Packet Transactions: High-Level Programming for Line-Rate Switches

Anirudh Sivaraman (MIT CSAIL), Alvin Cheung (University of Washington, Seattle), Mihai Budiu (VMWare Research), Changhoon Kim (Barefoot Networks), Mohammad Alizadeh (MIT CSAIL), Hari Balakrishnan (MIT CSAIL), George Varghese (Microsoft Research), Nick McKeown (Stanford University), Steve Licking (Barefoot Networks)

Presenter: Anirudh Sivaraman 

What does a programmable switch means? The ability to express data plane algorithms like Active Queue Management, Congestion Control etc. Line rate means the switch must forward the packet at the highest possible rate (1-10 Gbps with 10-100s of ports).  Practical programmable chips at line rate (for e.g. Flexpipe, Xpliant) are available in the market nowadays. However, the hardware is dedicated to stateless tasks which hinders data plane algorithms which require state at the switch. Also the language of programming the switch is low-level (match-action pipeline), and is difficult to translate these algorithms. The development of a stateful instruction set for switches is also required. 

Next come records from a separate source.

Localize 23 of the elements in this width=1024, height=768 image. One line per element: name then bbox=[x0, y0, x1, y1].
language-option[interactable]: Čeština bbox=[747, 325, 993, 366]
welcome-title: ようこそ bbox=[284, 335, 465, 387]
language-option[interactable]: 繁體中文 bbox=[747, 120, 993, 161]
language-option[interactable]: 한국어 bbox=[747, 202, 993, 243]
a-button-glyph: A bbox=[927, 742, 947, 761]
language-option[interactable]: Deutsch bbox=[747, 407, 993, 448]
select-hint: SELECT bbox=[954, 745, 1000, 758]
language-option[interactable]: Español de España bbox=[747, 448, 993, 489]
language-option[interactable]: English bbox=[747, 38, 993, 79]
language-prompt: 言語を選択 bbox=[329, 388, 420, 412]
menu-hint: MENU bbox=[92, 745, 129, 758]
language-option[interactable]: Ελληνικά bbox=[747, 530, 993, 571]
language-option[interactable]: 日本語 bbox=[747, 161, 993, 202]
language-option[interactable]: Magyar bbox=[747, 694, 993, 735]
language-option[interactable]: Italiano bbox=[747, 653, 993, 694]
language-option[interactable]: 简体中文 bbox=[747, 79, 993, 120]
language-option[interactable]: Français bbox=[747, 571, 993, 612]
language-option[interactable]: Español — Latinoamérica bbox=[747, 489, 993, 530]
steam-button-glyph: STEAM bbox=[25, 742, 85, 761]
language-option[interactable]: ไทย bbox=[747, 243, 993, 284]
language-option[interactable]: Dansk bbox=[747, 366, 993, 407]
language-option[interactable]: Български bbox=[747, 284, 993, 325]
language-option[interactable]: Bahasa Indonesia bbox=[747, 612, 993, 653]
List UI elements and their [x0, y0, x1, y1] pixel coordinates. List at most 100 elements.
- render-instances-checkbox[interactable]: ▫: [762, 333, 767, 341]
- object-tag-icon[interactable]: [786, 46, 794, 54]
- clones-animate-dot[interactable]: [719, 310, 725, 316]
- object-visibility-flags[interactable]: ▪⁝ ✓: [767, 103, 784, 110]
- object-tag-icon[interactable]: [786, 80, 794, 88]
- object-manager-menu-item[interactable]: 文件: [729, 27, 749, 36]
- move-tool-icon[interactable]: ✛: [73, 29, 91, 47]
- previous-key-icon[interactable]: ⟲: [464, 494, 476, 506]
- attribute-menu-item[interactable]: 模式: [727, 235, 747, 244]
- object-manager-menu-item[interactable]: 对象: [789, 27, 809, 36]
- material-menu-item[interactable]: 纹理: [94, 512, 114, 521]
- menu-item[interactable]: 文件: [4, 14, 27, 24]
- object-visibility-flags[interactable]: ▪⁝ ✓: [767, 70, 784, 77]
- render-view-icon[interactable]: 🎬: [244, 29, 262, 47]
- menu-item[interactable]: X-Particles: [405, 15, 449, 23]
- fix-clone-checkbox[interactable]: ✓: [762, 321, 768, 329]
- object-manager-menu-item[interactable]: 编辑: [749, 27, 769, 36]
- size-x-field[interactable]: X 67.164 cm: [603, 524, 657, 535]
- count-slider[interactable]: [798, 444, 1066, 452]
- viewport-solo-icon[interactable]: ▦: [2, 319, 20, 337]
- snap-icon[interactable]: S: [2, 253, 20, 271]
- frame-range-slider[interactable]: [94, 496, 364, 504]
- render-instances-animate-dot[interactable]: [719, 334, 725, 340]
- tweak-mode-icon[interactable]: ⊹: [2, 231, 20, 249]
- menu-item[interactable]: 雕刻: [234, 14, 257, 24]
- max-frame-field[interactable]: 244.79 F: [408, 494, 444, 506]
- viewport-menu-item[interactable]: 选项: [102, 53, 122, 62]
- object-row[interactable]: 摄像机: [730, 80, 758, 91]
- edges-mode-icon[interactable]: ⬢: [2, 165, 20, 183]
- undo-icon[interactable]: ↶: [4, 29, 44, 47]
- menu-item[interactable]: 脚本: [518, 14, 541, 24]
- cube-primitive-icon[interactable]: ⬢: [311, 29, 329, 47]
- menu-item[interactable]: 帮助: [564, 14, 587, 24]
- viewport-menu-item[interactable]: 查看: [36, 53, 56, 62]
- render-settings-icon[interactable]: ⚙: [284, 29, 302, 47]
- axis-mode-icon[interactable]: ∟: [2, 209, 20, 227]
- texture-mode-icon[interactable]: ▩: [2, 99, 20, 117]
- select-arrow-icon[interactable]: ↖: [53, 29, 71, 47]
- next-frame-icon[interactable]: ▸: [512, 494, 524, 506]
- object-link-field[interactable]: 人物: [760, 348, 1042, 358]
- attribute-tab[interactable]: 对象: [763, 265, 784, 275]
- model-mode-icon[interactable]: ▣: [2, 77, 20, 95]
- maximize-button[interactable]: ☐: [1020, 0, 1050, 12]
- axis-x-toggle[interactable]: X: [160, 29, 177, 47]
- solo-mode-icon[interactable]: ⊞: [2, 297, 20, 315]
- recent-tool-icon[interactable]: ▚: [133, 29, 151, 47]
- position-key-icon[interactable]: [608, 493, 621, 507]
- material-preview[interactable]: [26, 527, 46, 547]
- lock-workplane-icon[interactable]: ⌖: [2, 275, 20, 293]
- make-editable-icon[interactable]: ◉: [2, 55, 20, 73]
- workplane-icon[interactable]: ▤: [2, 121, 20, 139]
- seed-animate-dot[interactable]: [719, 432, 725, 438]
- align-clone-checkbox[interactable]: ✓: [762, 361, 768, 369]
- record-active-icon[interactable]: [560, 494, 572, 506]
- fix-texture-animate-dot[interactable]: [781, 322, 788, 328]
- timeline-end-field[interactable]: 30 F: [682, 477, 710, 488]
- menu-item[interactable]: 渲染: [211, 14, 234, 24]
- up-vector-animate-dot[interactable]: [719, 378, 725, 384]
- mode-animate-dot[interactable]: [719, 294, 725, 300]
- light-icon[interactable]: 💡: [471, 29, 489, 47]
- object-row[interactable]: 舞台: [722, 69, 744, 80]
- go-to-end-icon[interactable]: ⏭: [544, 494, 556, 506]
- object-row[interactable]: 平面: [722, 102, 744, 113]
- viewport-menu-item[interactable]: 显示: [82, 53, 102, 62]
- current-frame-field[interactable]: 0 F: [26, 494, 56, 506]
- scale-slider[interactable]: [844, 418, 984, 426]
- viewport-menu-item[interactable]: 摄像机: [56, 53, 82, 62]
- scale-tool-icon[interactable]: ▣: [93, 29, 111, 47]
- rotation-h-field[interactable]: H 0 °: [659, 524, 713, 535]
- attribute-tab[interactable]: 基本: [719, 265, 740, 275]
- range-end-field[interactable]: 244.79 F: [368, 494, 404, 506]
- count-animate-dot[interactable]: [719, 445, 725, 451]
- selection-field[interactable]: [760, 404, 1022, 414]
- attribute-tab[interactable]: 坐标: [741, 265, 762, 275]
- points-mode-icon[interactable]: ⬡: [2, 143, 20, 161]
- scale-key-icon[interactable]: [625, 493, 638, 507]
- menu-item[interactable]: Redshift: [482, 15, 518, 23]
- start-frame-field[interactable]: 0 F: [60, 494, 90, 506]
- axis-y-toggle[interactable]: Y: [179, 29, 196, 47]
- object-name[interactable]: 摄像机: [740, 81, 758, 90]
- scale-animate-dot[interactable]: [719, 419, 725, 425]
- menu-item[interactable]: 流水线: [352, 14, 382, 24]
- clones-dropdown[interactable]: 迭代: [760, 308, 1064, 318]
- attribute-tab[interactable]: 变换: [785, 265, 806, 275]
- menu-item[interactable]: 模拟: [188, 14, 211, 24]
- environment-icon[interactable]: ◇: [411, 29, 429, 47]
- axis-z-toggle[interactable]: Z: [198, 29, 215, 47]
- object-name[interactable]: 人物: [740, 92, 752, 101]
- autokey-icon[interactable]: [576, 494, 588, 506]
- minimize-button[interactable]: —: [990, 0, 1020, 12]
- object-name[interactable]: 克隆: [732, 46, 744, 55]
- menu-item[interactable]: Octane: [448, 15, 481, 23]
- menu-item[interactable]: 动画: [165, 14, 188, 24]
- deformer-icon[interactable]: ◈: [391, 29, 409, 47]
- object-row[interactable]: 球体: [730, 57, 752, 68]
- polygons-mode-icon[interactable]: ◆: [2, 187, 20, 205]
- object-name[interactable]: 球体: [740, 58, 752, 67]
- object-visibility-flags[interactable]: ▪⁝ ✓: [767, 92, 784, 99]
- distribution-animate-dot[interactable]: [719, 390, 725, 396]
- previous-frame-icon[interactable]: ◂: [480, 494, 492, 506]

Towards programming data plane algorithms at line rates, the authors make the following contributions: a high-level abstraction called packet transactions to describe the data plane algorithm; a low-level abstraction called atoms which helps in the development of the stateful instruction set, and a compiler to translate packet transactions to atoms. 

Packet transactions are a block of imperative code (in a language called Domino) acting on packets one at a time serially, thus simplifying the development of data plane algorithms (do not have to worry about concurrency issues, can be developed agnostic to switch hardware), and an example transaction to implement a count function was presented. However, under the hood, the execution is pipelined (and thus packets can be acted upon concurrently). The authors define 'atom', a action unit which can read and modify the packet, and also maintains a local state. Thus a switch model is multiple pipeline of atoms. The atom constitutes the switch instruction set. An example atom can read the packet and store a packet field in memory. While stateless operations can be pipelined with ease, many stateful operations require atomic operations in hardware which needs to be performed in a clock cycle to provide line rates. 

The compilation of packet transaction with a atom given as input provides the pipeline of atoms in the switch which implements the transaction at line rate (or rejects the input if there is no solution which can run at line rate). Thus, switch designers can run multiple iterations of the compiler to find an atom expressive enough for the data plane algorithm (the authors provided a list of atoms in order of expressibility). The author then presented a demo for finding the atom structure for two algorithms: learning bloom filters and heavy hitters using different atoms. For evaluation, the authors present the expressiveness of packet transactions which have a comparable LOC count as software routers. They evaluate the number of atoms required to implement different data plane algorithms and find they can implement most of them with < 100 atoms which requires 1% additional area. Thus, in conclusion, the authors present different abstractions and a compiler to implement data plane algorithms in switches at line rates. 

Q: Are packet transactions a good abstraction as it requires strong serializability? 
A: Weaker concurrency models were considered, but it is easier to implement algorithms with transactions. However, a concrete analysis of different models is a future arena of work. 

Q: P4 is used to make OpenFlow more expressible? How does this system compare with P4?
A: A P4 program could be generated from packet transactions, which is an interesting proposition. 

Q: The Domino language does not support loops which may be required for some algorithms? 
A: Only loops with constant number of iterations which can be unrolled at compile-time can be implemented by the system for now (this can be provided as syntactic sugar). However, dynamic loop iterations cannot be performed.